Saturday, August 22, 2009

Everybody Everywhere


Hey! Let’s all lay down our burdens. Scot truly transcends the boundary between rock and roll singer and jazz singer on this track. Least you might not have realized, Scot is also playing some pretty sweet bass on this track. I remember the night Scot came home from this session. He was buoyant. Once more for the record, Scot was a product of growing up right next to one of the most humongous transcontinental waterways in the world. That’s a lot of molecules in motion. Situation: extremely fluid.

Scot had great stories about his childhood proximity to places like Davenport, Iowa—the birthplace of Bix Beiderbecke—a jazz founding father. A little sketchy on the details here, but I think that when Scot was probably 14 or 15, he played drums in a group with a guy who came out of the same scene that Beiderbecke did--so the guy was old. In this ensemble, the old guy played electric clarinet (I believe). Scot loved this morph to the jazz side as it meshed with his love of bands like "Gong" and anything Robert Wyatt.

When Scot started playing here in Indiana, he would, especially if there was brass involved, want to play songs like "Wade in Water" and "When the Saints Go Marching In." Some of the local Indiana musicians had resistance to playing this material. Here in south central Indiana (which if you look at a map is about 45 miles away from the part of Ohio that changed the outcome of the 2004 presidential election), there are plenty of folks who’ve had this stuff shoved at them, with a similar effect to water boarding, in the spiritual sense. One friend actually thanked me, telling me that Scot had helped him claim this music, which was a good thing, because he plays the most sacred (in Scot's opinion) of bass instruments: the trombone.
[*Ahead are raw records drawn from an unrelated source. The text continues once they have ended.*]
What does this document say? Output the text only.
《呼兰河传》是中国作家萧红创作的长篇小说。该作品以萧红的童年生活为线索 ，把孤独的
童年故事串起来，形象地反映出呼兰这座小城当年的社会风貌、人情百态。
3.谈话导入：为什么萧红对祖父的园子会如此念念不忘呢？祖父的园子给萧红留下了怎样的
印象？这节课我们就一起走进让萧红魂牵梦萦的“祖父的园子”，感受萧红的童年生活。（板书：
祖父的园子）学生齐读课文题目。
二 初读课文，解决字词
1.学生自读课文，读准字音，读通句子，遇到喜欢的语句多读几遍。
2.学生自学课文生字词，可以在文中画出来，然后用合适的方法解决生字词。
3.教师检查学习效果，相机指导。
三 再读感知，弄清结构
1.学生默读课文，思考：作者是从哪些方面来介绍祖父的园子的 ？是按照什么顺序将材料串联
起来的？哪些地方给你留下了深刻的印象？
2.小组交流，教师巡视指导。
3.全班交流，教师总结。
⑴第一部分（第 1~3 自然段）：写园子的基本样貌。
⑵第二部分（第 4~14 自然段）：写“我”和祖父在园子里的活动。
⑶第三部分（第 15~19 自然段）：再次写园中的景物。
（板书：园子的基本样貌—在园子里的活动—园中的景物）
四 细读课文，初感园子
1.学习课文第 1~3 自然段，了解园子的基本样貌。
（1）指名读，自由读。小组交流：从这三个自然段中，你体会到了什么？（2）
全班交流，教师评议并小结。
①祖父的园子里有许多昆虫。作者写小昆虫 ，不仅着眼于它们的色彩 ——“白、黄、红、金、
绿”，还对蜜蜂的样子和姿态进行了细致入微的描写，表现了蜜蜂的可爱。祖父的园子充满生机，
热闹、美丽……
Scot is actually taking the lead vocal on this BC session, which features the trumpet work of a player I can’t identify today (but will ASAP). Our unknown horn man is cool. He’s obviously the real thing. For one thing, he can clearly swing, Scot's highest criteria. He’s also got taste. Bad trumpet, as we’ve already discussed, tends to stick out and kind of wreck things. This guy is cool. Jerry is on guitar and Kenny is there on drums. These recordings have become such a precious thing to me. I treasure all Scot's little whoops of joy--the ardent “hit me again!”

Today’s artwork is a beautiful little drawing done in the year 2000, which once again captures Scot’s love of music in another medium. I remember one little drawing he did called “Community Band.” I sold the drawing, opening night at the Plaza Art Fair, in Kansas City, MO. We don’t even have a file of the drawing. ☹ All I can remember is a vibe very similar to that of today’s piece, that music is one of those blessing/offering kind of things. I love Scot’s use of primary colors, how the images kind of scroll down, how the individual parts of music—the instruments, the sheet music—float among the players. The piece has its own current.